In a city that loves striving, the romance of the single girl in New York has always been about her quest – the identifying characteristic of her situation is her perky struggle to get out of it. The married may be mired in boredom, parenthood, pajamas, but the single girl’s only groom is her ideal (if imaginary) other half: While others sit at home in the comfort and dullness of reality, she is forever out on the town, searching the New York night for true love. But the single girl has more to show for her troubles than the honor of holding out.

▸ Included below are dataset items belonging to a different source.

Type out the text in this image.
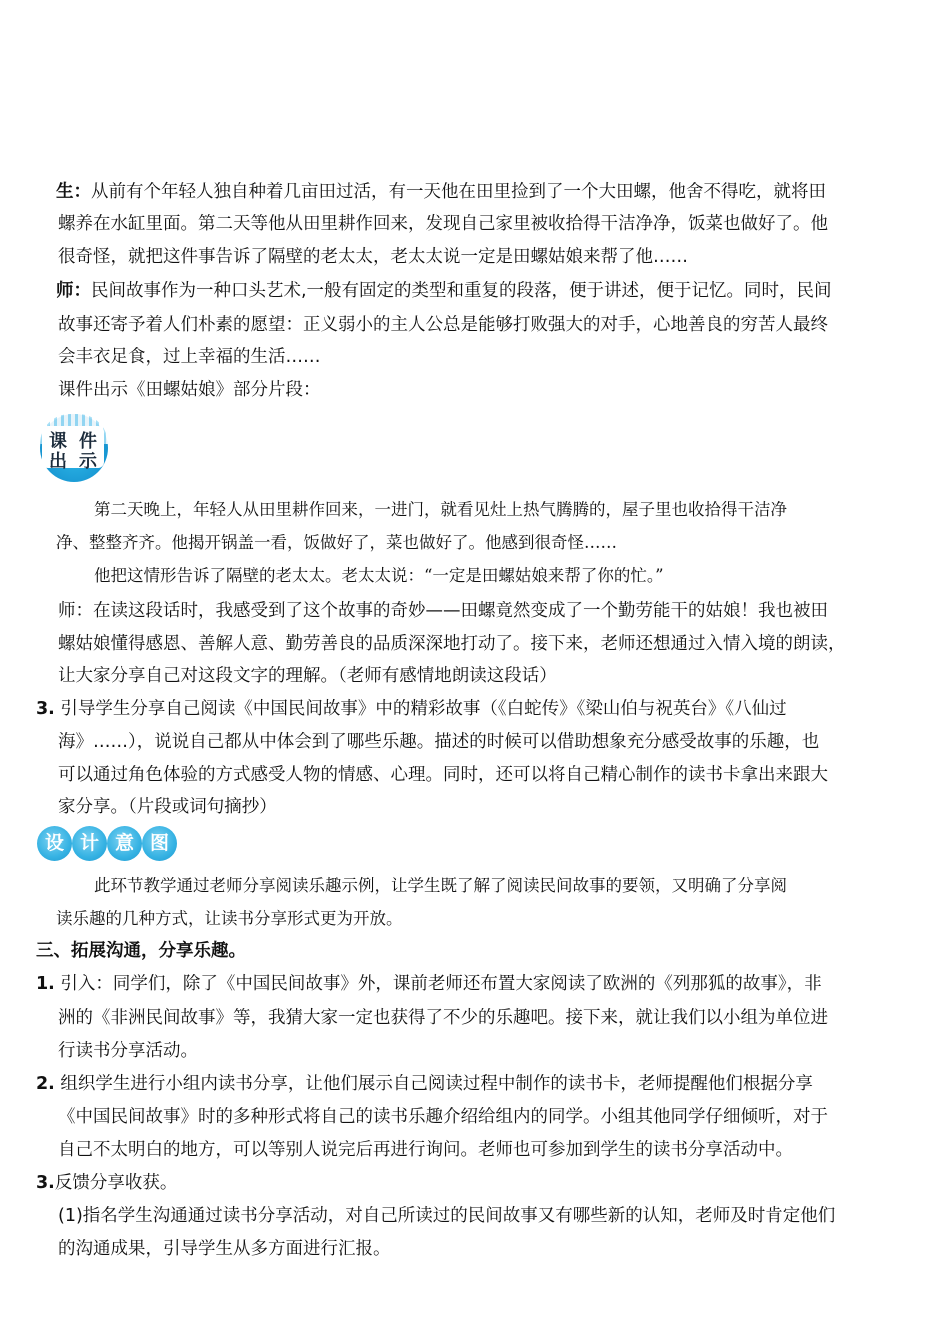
生：从前有个年轻人独自种着几亩田过活，有一天他在田里捡到了一个大田螺，他舍不得吃，就将田
螺养在水缸里面。第二天等他从田里耕作回来，发现自己家里被收拾得干洁净净，饭菜也做好了。他
很奇怪，就把这件事告诉了隔壁的老太太，老太太说一定是田螺姑娘来帮了他……
师：民间故事作为一种口头艺术,一般有固定的类型和重复的段落，便于讲述，便于记忆。同时，民间
故事还寄予着人们朴素的愿望：正义弱小的主人公总是能够打败强大的对手，心地善良的穷苦人最终
会丰衣足食，过上幸福的生活……
课件出示《田螺姑娘》部分片段：
课 件
出 示
第二天晚上，年轻人从田里耕作回来，一进门，就看见灶上热气腾腾的，屋子里也收拾得干洁净
净、整整齐齐。他揭开锅盖一看，饭做好了，菜也做好了。他感到很奇怪……
他把这情形告诉了隔壁的老太太。老太太说：“一定是田螺姑娘来帮了你的忙。”
师：在读这段话时，我感受到了这个故事的奇妙——田螺竟然变成了一个勤劳能干的姑娘！我也被田
螺姑娘懂得感恩、善解人意、勤劳善良的品质深深地打动了。接下来，老师还想通过入情入境的朗读，
让大家分享自己对这段文字的理解。（老师有感情地朗读这段话）
3. 引导学生分享自己阅读《中国民间故事》中的精彩故事（《白蛇传》《梁山伯与祝英台》《八仙过
海》……），说说自己都从中体会到了哪些乐趣。描述的时候可以借助想象充分感受故事的乐趣，也
可以通过角色体验的方式感受人物的情感、心理。同时，还可以将自己精心制作的读书卡拿出来跟大
家分享。（片段或词句摘抄）
设 计 意 图
此环节教学通过老师分享阅读乐趣示例，让学生既了解了阅读民间故事的要领，又明确了分享阅
读乐趣的几种方式，让读书分享形式更为开放。
三、拓展沟通，分享乐趣。
1. 引入：同学们，除了《中国民间故事》外，课前老师还布置大家阅读了欧洲的《列那狐的故事》，非
洲的《非洲民间故事》等，我猜大家一定也获得了不少的乐趣吧。接下来，就让我们以小组为单位进
行读书分享活动。
2. 组织学生进行小组内读书分享，让他们展示自己阅读过程中制作的读书卡，老师提醒他们根据分享
《中国民间故事》时的多种形式将自己的读书乐趣介绍给组内的同学。小组其他同学仔细倾听，对于
自己不太明白的地方，可以等别人说完后再进行询问。老师也可参加到学生的读书分享活动中。
3.反馈分享收获。
(1)指名学生沟通通过读书分享活动，对自己所读过的民间故事又有哪些新的认知，老师及时肯定他们
的沟通成果，引导学生从多方面进行汇报。
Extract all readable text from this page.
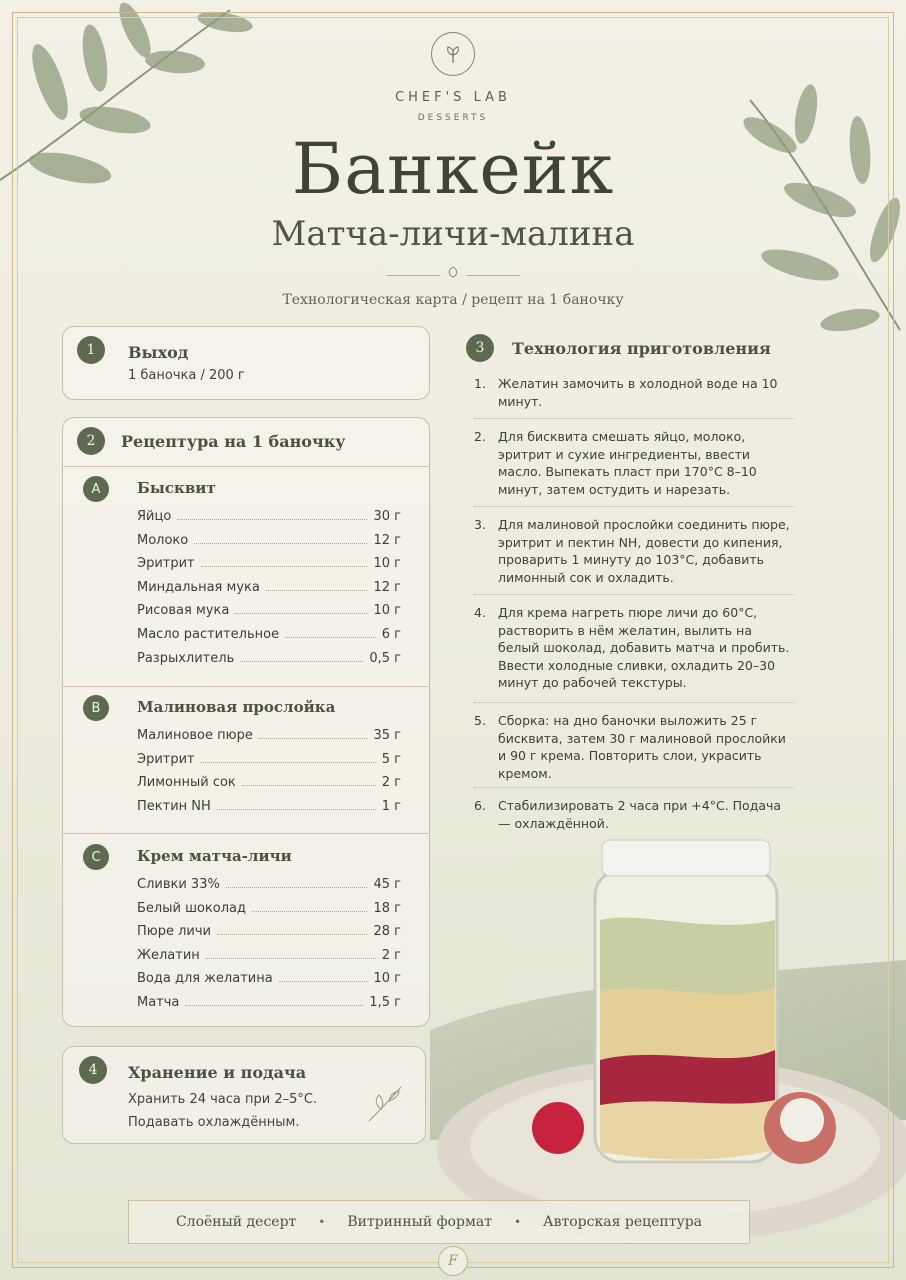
CHEF'S LAB
DESSERTS
Банкейк
Матча-личи-малина
Технологическая карта / рецепт на 1 баночку
1	Выход
1 баночка / 200 г
2	Рецептура на 1 баночку
A	Быcквит
Яйцо	30 г
Молоко	12 г
Эритрит	10 г
Миндальная мука	12 г
Рисовая мука	10 г
Масло растительное	6 г
Разрыхлитель	0,5 г
B	Малиновая прослойка
Малиновое пюре	35 г
Эритрит	5 г
Лимонный сок	2 г
Пектин NH	1 г
C	Крем матча-личи
Сливки 33%	45 г
Белый шоколад	18 г
Пюре личи	28 г
Желатин	2 г
Вода для желатина	10 г
Матча	1,5 г
4	Хранение и подача
Хранить 24 часа при 2–5°C.
Подавать охлаждённым.
3	Технология приготовления
1. Желатин замочить в холодной воде на 10 минут.
2. Для бисквита смешать яйцо, молоко, эритрит и сухие ингредиенты, ввести масло. Выпекать пласт при 170°C 8–10 минут, затем остудить и нарезать.
3. Для малиновой прослойки соединить пюре, эритрит и пектин NH, довести до кипения, проварить 1 минуту до 103°C, добавить лимонный сок и охладить.
4. Для крема нагреть пюре личи до 60°C, растворить в нём желатин, вылить на белый шоколад, добавить матча и пробить. Ввести холодные сливки, охладить 20–30 минут до рабочей текстуры.
5. Сборка: на дно баночки выложить 25 г бисквита, затем 30 г малиновой прослойки и 90 г крема. Повторить слои, украсить кремом.
6. Стабилизировать 2 часа при +4°C. Подача — охлаждённой.
Слоёный десерт • Витринный формат • Авторская рецептура
F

Fortunately for her, the lows of her lifestyle have become just as romanticized as the highs. (Since the advent of Sex and the City, it is well nigh impossible for the single girl to do anything – brunch, e-mail, sob – unglamorously.) Heading home alone high-heeled from a bad date to indulge in phone reports, smoking, and toenail-painting is almost as crucial to the fantasy of the lone colt in the city as heading home plus one from a good date to indulge in nightcaps, smoking, and creative positions.

Throughout the history of New York, the reigning single girl has been literary (Dorothy Parker, Candace Bushnell), comedic-neurotic (Barbra Streisand in Funny Girl, Marsha Mason in The Goodbye Girl, Julia Louis-Dreyfus in Seinfeld), cinematic (Clara Bow, Audrey Hepburn, Melanie Griffith), and broadly iconic (the Shop Girl, the New Woman, the Flapper, the Career Girl). She has sipped from a martini, a Cosmo, a flute of champagne. She has worn a bob (circa 1920) or a Rachel (circa 1998). She has been Bianca Jagger, riding into Studio 54 in a white dress on a white horse, and she has been Carrie Bradshaw, bumping into (a married) Mr. Big onboard a ship at a magazine launch. She has traded her beauty and company for dinner and baubles (Holly Golightly, Lily Bart), or she has been determined and self-reliant (working as a stenographer at Collier’s, a D-girl at Miramax). She has been a sexual opportunist (Edna St. Vincent Millay, Jessica Stein) or a reluctant celibate (Miranda on SATC) cheered by the camaraderie of similarly attractive-witty-resilient single-girl friends. The role is too crucial to evaporate; it simply shifts shape to fit the urban moment. But no matter her incarnation, the allure of the single girl is in her lonely nights as much as in her happy days. In our city, in our fantasy, even when she loses, she wins.